Lily was a firm believer in the healing power of fresh air. It was a bit of a joke among those who knew her well; she was a very rational, sensible type; if you were a muggle, you'd call her scientific. And there was no real rationale behind her ideas on air, although she could fake it very well, rattling off well-structured arguments that, once you dissected them, made no sense - but she had already run along. She knew there was no good reason; she just knew she loved it. When out sledding, she'd flop on the sled face-first and fly down the hill, the air battering her face and tearing her shrieks of delight away in the wind. She'd come back with a rosy-cheeked grin, covered in snow. In the spring, her window would always be open, the sun kissed air of flowers or the wet, clean air of a rainstorm suffusing her room. After a bout with the 'flu, she didn't feel truly well until she left the choking warm air of Madame Pomfrey's sickroom, air that smelled, to her, of other sick children and of remedies that only made one mobile, but didn't fully cure - and walked the grounds wrapped in a wool robe, the chill autumn breeze whipping rusty leaves into her hair, life coming back into her with every cool breath she took. Even in a thestral- drawn carriage, she'd open the window and lean out, like the family dog, eyes squinted shut and mouth half-open, red hair snapping behind, in a hopeless tangle by the time they got to dinner.

Professor Severus Snape did not like fresh air. His rooms and laboratory were in the dungeons; very clean, very orderly, warm and comfortable, with no windows and no outside air. The chill dank presence of ghosts and the curt gusts caused by the cloak whipping around his legs as he strode through the corridors were the only breezes he tolerated to invade his space. A draft would be sealed with an irritated wand-wave as soon as it made itself felt. At the meals with the staff, he stayed only as long as necessary, frowning at the fresh air that blew in with the jabbering, excited students running in from outside for their meal. He wrapped himself in a cloak and a hat and withdrew into that cocoon at every Quidditch match. It was noticed, of course, and remarked upon - mostly by Gryffindors, but to them it was just another of that greasy git's oddities, another antisocial, batlike, cave-dweller fetish. He didn't care. He knew the image they had of him, and it suited him well. Their mockery was a thin disguise for fear, and he knew and understood fear. It was something he had control over, something he could hold in his hand and mold to his own purposes - instructional, these days. As good as any.

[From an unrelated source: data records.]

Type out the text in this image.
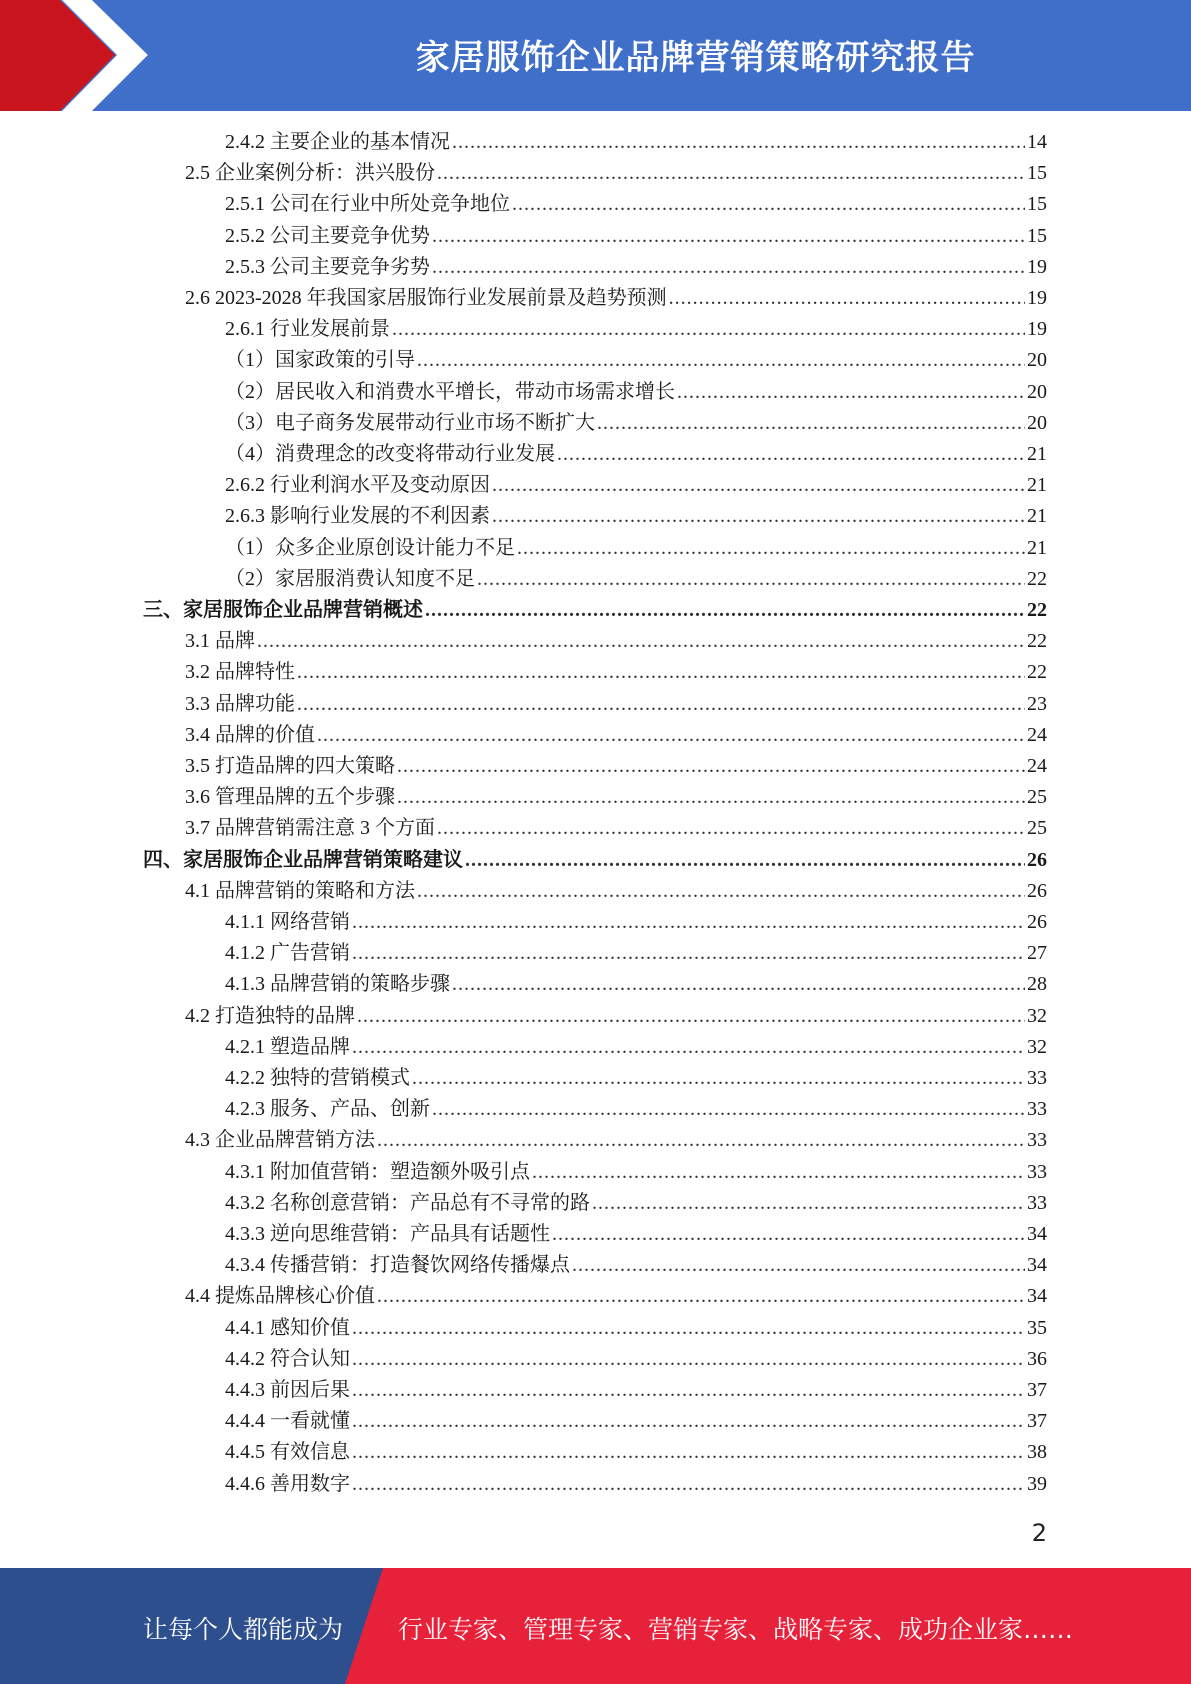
家居服饰企业品牌营销策略研究报告
2.4.2 主要企业的基本情况 .....	14
2.5 企业案例分析：洪兴股份 .....	15
2.5.1 公司在行业中所处竞争地位 .....	15
2.5.2 公司主要竞争优势 .....	15
2.5.3 公司主要竞争劣势 .....	19
2.6 2023-2028 年我国家居服饰行业发展前景及趋势预测 .....	19
2.6.1 行业发展前景 .....	19
（1）国家政策的引导 .....	20
（2）居民收入和消费水平增长，带动市场需求增长 .....	20
（3）电子商务发展带动行业市场不断扩大 .....	20
（4）消费理念的改变将带动行业发展 .....	21
2.6.2 行业利润水平及变动原因 .....	21
2.6.3 影响行业发展的不利因素 .....	21
（1）众多企业原创设计能力不足 .....	21
（2）家居服消费认知度不足 .....	22
三、家居服饰企业品牌营销概述 .....	22
3.1 品牌 .....	22
3.2 品牌特性 .....	22
3.3 品牌功能 .....	23
3.4 品牌的价值 .....	24
3.5 打造品牌的四大策略 .....	24
3.6 管理品牌的五个步骤 .....	25
3.7 品牌营销需注意 3 个方面 .....	25
四、家居服饰企业品牌营销策略建议 .....	26
4.1 品牌营销的策略和方法 .....	26
4.1.1 网络营销 .....	26
4.1.2 广告营销 .....	27
4.1.3 品牌营销的策略步骤 .....	28
4.2 打造独特的品牌 .....	32
4.2.1 塑造品牌 .....	32
4.2.2 独特的营销模式 .....	33
4.2.3 服务、产品、创新 .....	33
4.3 企业品牌营销方法 .....	33
4.3.1 附加值营销：塑造额外吸引点 .....	33
4.3.2 名称创意营销：产品总有不寻常的路 .....	33
4.3.3 逆向思维营销：产品具有话题性 .....	34
4.3.4 传播营销：打造餐饮网络传播爆点 .....	34
4.4 提炼品牌核心价值 .....	34
4.4.1 感知价值 .....	35
4.4.2 符合认知 .....	36
4.4.3 前因后果 .....	37
4.4.4 一看就懂 .....	37
4.4.5 有效信息 .....	38
4.4.6 善用数字 .....	39
2
让每个人都能成为 行业专家、管理专家、营销专家、战略专家、成功企业家……
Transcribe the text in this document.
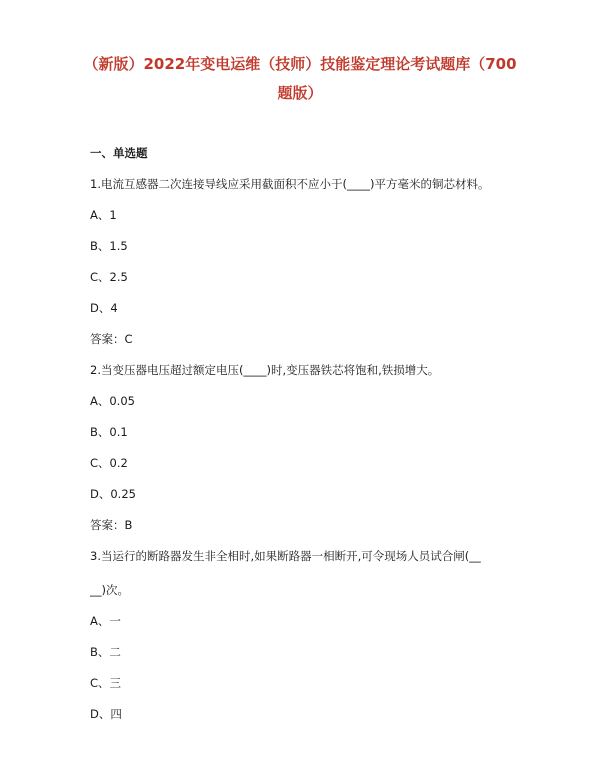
（新版）2022年变电运维（技师）技能鉴定理论考试题库（700
题版）
一、单选题
1.电流互感器二次连接导线应采用截面积不应小于(____)平方毫米的铜芯材料。
A、1
B、1.5
C、2.5
D、4
答案：C
2.当变压器电压超过额定电压(____)时,变压器铁芯将饱和,铁损增大。
A、0.05
B、0.1
C、0.2
D、0.25
答案：B
3.当运行的断路器发生非全相时,如果断路器一相断开,可令现场人员试合闸(__
__)次。
A、一
B、二
C、三
D、四
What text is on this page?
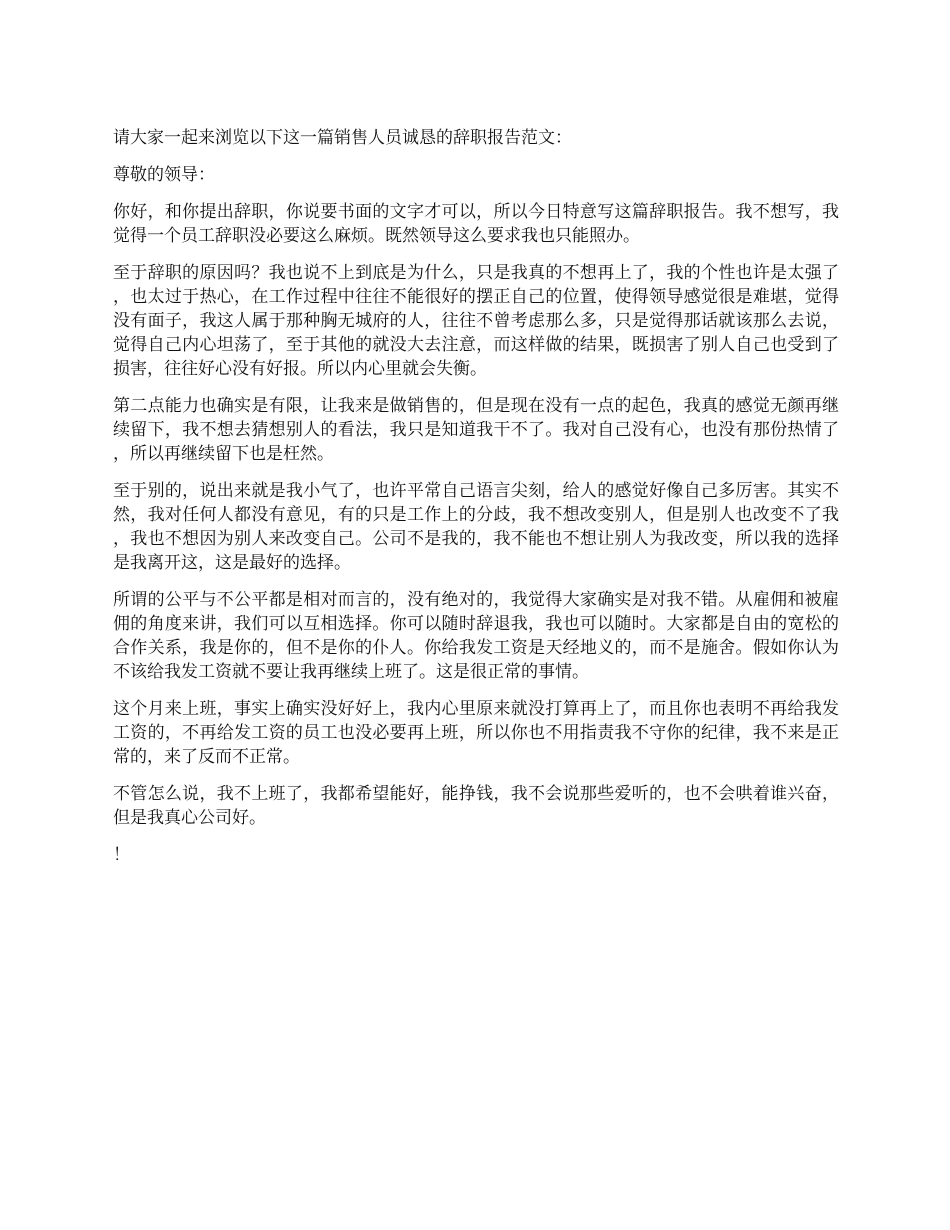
请大家一起来浏览以下这一篇销售人员诚恳的辞职报告范文：

尊敬的领导：

你好，和你提出辞职，你说要书面的文字才可以，所以今日特意写这篇辞职报告。我不想写，我觉得一个员工辞职没必要这么麻烦。既然领导这么要求我也只能照办。

至于辞职的原因吗？我也说不上到底是为什么，只是我真的不想再上了，我的个性也许是太强了，也太过于热心，在工作过程中往往不能很好的摆正自己的位置，使得领导感觉很是难堪，觉得没有面子，我这人属于那种胸无城府的人，往往不曾考虑那么多，只是觉得那话就该那么去说，觉得自己内心坦荡了，至于其他的就没大去注意，而这样做的结果，既损害了别人自己也受到了损害，往往好心没有好报。所以内心里就会失衡。

第二点能力也确实是有限，让我来是做销售的，但是现在没有一点的起色，我真的感觉无颜再继续留下，我不想去猜想别人的看法，我只是知道我干不了。我对自己没有心，也没有那份热情了，所以再继续留下也是枉然。

至于别的，说出来就是我小气了，也许平常自己语言尖刻，给人的感觉好像自己多厉害。其实不然，我对任何人都没有意见，有的只是工作上的分歧，我不想改变别人，但是别人也改变不了我，我也不想因为别人来改变自己。公司不是我的，我不能也不想让别人为我改变，所以我的选择是我离开这，这是最好的选择。

所谓的公平与不公平都是相对而言的，没有绝对的，我觉得大家确实是对我不错。从雇佣和被雇佣的角度来讲，我们可以互相选择。你可以随时辞退我，我也可以随时。大家都是自由的宽松的合作关系，我是你的，但不是你的仆人。你给我发工资是天经地义的，而不是施舍。假如你认为不该给我发工资就不要让我再继续上班了。这是很正常的事情。

这个月来上班，事实上确实没好好上，我内心里原来就没打算再上了，而且你也表明不再给我发工资的，不再给发工资的员工也没必要再上班，所以你也不用指责我不守你的纪律，我不来是正常的，来了反而不正常。

不管怎么说，我不上班了，我都希望能好，能挣钱，我不会说那些爱听的，也不会哄着谁兴奋，但是我真心公司好。

！
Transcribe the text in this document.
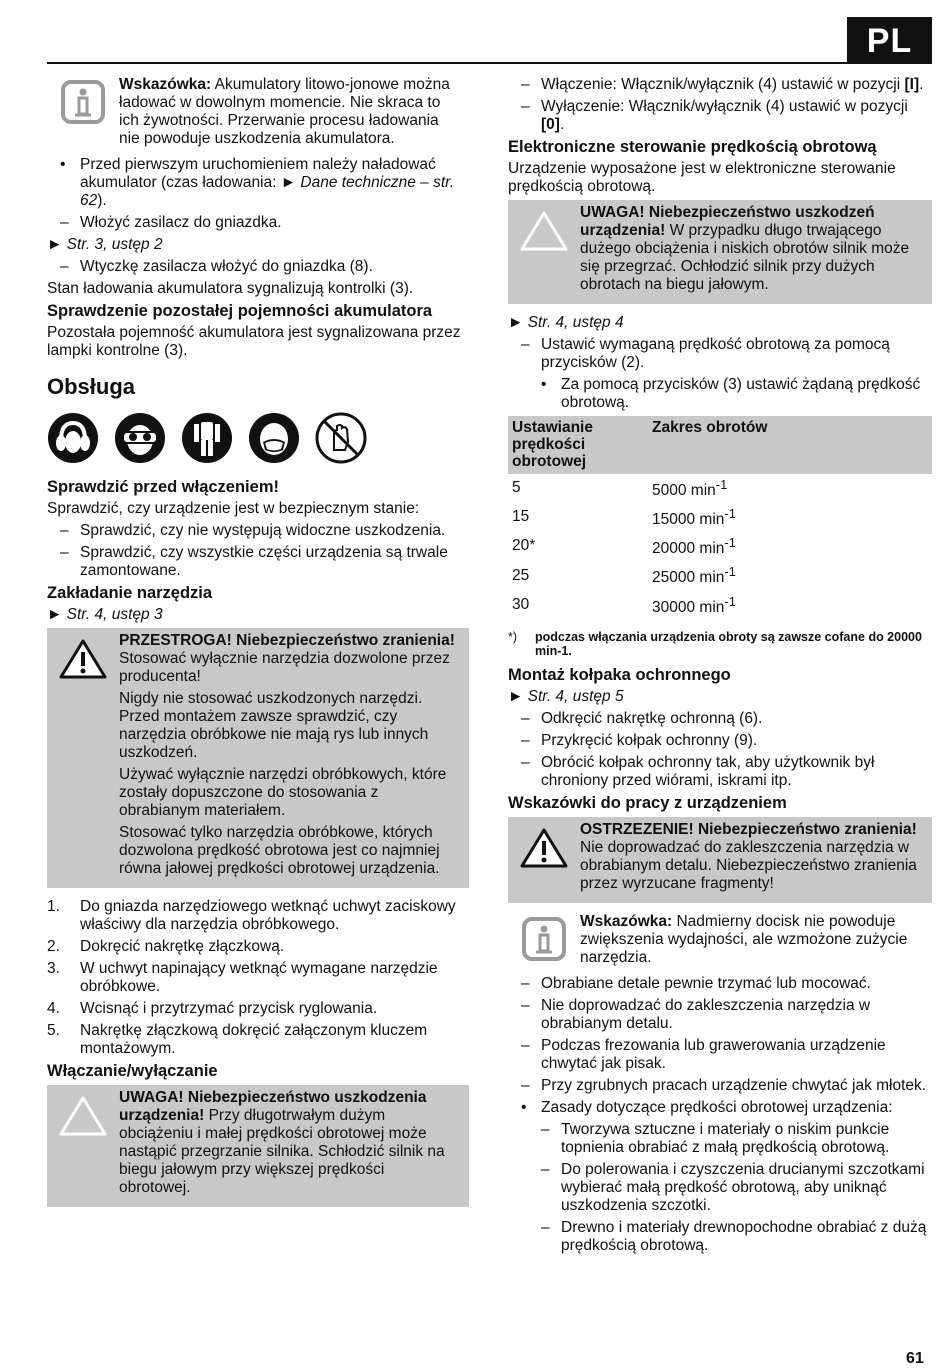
PL
Wskazówka: Akumulatory litowo-jonowe można ładować w dowolnym momencie. Nie skraca to ich żywotności. Przerwanie procesu ładowania nie powoduje uszkodzenia akumulatora.
• Przed pierwszym uruchomieniem należy naładować akumulator (czas ładowania: ► Dane techniczne – str. 62).
– Włożyć zasilacz do gniazdka.
► Str. 3, ustęp 2
– Wtyczkę zasilacza włożyć do gniazdka (8).

Stan ładowania akumulatora sygnalizują kontrolki (3).

Sprawdzenie pozostałej pojemności akumulatora

Pozostała pojemność akumulatora jest sygnalizowana przez lampki kontrolne (3).

Obsługa
Sprawdzić przed włączeniem!

Sprawdzić, czy urządzenie jest w bezpiecznym stanie:

– Sprawdzić, czy nie występują widoczne uszkodzenia.
– Sprawdzić, czy wszystkie części urządzenia są trwale zamontowane.
Zakładanie narzędzia
► Str. 4, ustęp 3

PRZESTROGA! Niebezpieczeństwo zranienia! Stosować wyłącznie narzędzia dozwolone przez producenta!

Nigdy nie stosować uszkodzonych narzędzi. Przed montażem zawsze sprawdzić, czy narzędzia obróbkowe nie mają rys lub innych uszkodzeń.

Używać wyłącznie narzędzi obróbkowych, które zostały dopuszczone do stosowania z obrabianym materiałem.

Stosować tylko narzędzia obróbkowe, których dozwolona prędkość obrotowa jest co najmniej równa jałowej prędkości obrotowej urządzenia.

1.	Do gniazda narzędziowego wetknąć uchwyt zaciskowy właściwy dla narzędzia obróbkowego.
2.	Dokręcić nakrętkę złączkową.
3.	W uchwyt napinający wetknąć wymagane narzędzie obróbkowe.
4.	Wcisnąć i przytrzymać przycisk ryglowania.
5.	Nakrętkę złączkową dokręcić załączonym kluczem montażowym.
Włączanie/wyłączanie

UWAGA! Niebezpieczeństwo uszkodzenia urządzenia! Przy długotrwałym dużym obciążeniu i małej prędkości obrotowej może nastąpić przegrzanie silnika. Schłodzić silnik na biegu jałowym przy większej prędkości obrotowej.

– Włączenie: Włącznik/wyłącznik (4) ustawić w pozycji [I].
– Wyłączenie: Włącznik/wyłącznik (4) ustawić w pozycji [0].
Elektroniczne sterowanie prędkością obrotową

Urządzenie wyposażone jest w elektroniczne sterowanie prędkością obrotową.

UWAGA! Niebezpieczeństwo uszkodzeń urządzenia! W przypadku długo trwającego dużego obciążenia i niskich obrotów silnik może się przegrzać. Ochłodzić silnik przy dużych obrotach na biegu jałowym.

► Str. 4, ustęp 4
– Ustawić wymaganą prędkość obrotową za pomocą przycisków (2).
• Za pomocą przycisków (3) ustawić żądaną prędkość obrotową.
Ustawianie prędkości obrotowej	Zakres obrotów
5	5000 $\min^{-1}$
15	15000 $\min^{-1}$
20*	20000 $\min^{-1}$
25	25000 $\min^{-1}$
30	30000 $\min^{-1}$
*)	podczas włączania urządzenia obroty są zawsze cofane do 20000 min-1.
Montaż kołpaka ochronnego
► Str. 4, ustęp 5
– Odkręcić nakrętkę ochronną (6).
– Przykręcić kołpak ochronny (9).
– Obrócić kołpak ochronny tak, aby użytkownik był chroniony przed wiórami, iskrami itp.
Wskazówki do pracy z urządzeniem

OSTRZEZENIE! Niebezpieczeństwo zranienia! Nie doprowadzać do zakleszczenia narzędzia w obrabianym detalu. Niebezpieczeństwo zranienia przez wyrzucane fragmenty!

Wskazówka: Nadmierny docisk nie powoduje zwiększenia wydajności, ale wzmożone zużycie narzędzia.
– Obrabiane detale pewnie trzymać lub mocować.
– Nie doprowadzać do zakleszczenia narzędzia w obrabianym detalu.
– Podczas frezowania lub grawerowania urządzenie chwytać jak pisak.
– Przy zgrubnych pracach urządzenie chwytać jak młotek.
• Zasady dotyczące prędkości obrotowej urządzenia:
– Tworzywa sztuczne i materiały o niskim punkcie topnienia obrabiać z małą prędkością obrotową.
– Do polerowania i czyszczenia drucianymi szczotkami wybierać małą prędkość obrotową, aby uniknąć uszkodzenia szczotki.
– Drewno i materiały drewnopochodne obrabiać z dużą prędkością obrotową.
61
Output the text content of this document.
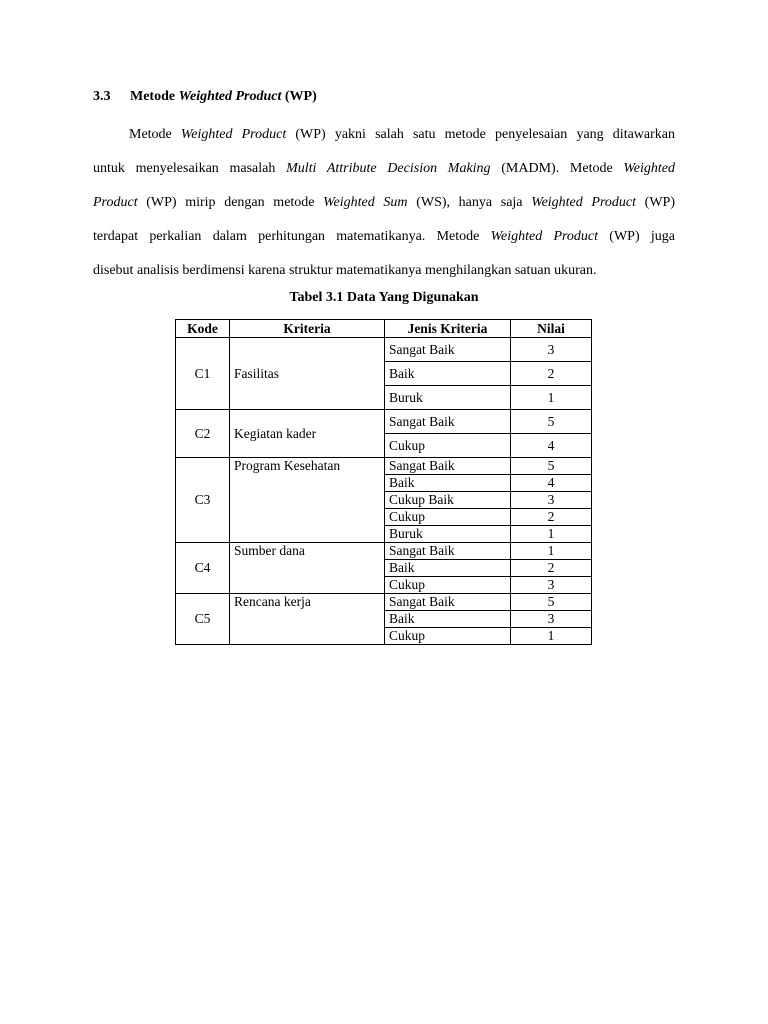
3.3 Metode Weighted Product (WP)
Metode Weighted Product (WP) yakni salah satu metode penyelesaian yang ditawarkan
untuk menyelesaikan masalah Multi Attribute Decision Making (MADM). Metode Weighted
Product (WP) mirip dengan metode Weighted Sum (WS), hanya saja Weighted Product (WP)
terdapat perkalian dalam perhitungan matematikanya. Metode Weighted Product (WP) juga
disebut analisis berdimensi karena struktur matematikanya menghilangkan satuan ukuran.
Tabel 3.1 Data Yang Digunakan
Kode	Kriteria	Jenis Kriteria	Nilai
C1	Fasilitas	Sangat Baik	3
		Baik	2
		Buruk	1
C2	Kegiatan kader	Sangat Baik	5
		Cukup	4
C3	Program Kesehatan	Sangat Baik	5
		Baik	4
		Cukup Baik	3
		Cukup	2
		Buruk	1
C4	Sumber dana	Sangat Baik	1
		Baik	2
		Cukup	3
C5	Rencana kerja	Sangat Baik	5
		Baik	3
		Cukup	1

And so they never saw what fresh air was to him; they never understood that subtle difference between his impatient annoyance at their chatty exuberance and the wistful annoyance at the fresh air that gusted through the classroom and rippled the stack of papers on his desk when they piled in for class. They certainly wouldn't know what fresh air held, a flood of memories; the fiery-haired, fiery-tempered woman with the fiery intellect, with her head out of the window of the Hogwart's Express, singing an unidentifiable song into the wind; of sidelong looks at her hanging out of the window of her dorm, high above, grinning into the breeze, while he walked to the lake on a lazy spring day. And they would certainly not know of that silly game that day, the one that turned into a free-for-all game of tag; of running after her until they both collapsed on a grassy hillock, panting, and she turned her lovely smile at him and he...

said nothing.

The next time he saw her, she was wearing that smile at his side. Sometimes, he feels that nothing he said would have made a difference. And sometimes, he knows that he'll never know now. And so, when the spring air comes blowing through the open windows and doors of Hogwart's, drifting through the corridors, laden with the smell of grass and growing things and heartlifting hope, he closes himself into the dungeons, where fresh air never intrudes and he can, for a while, keep regret at bay.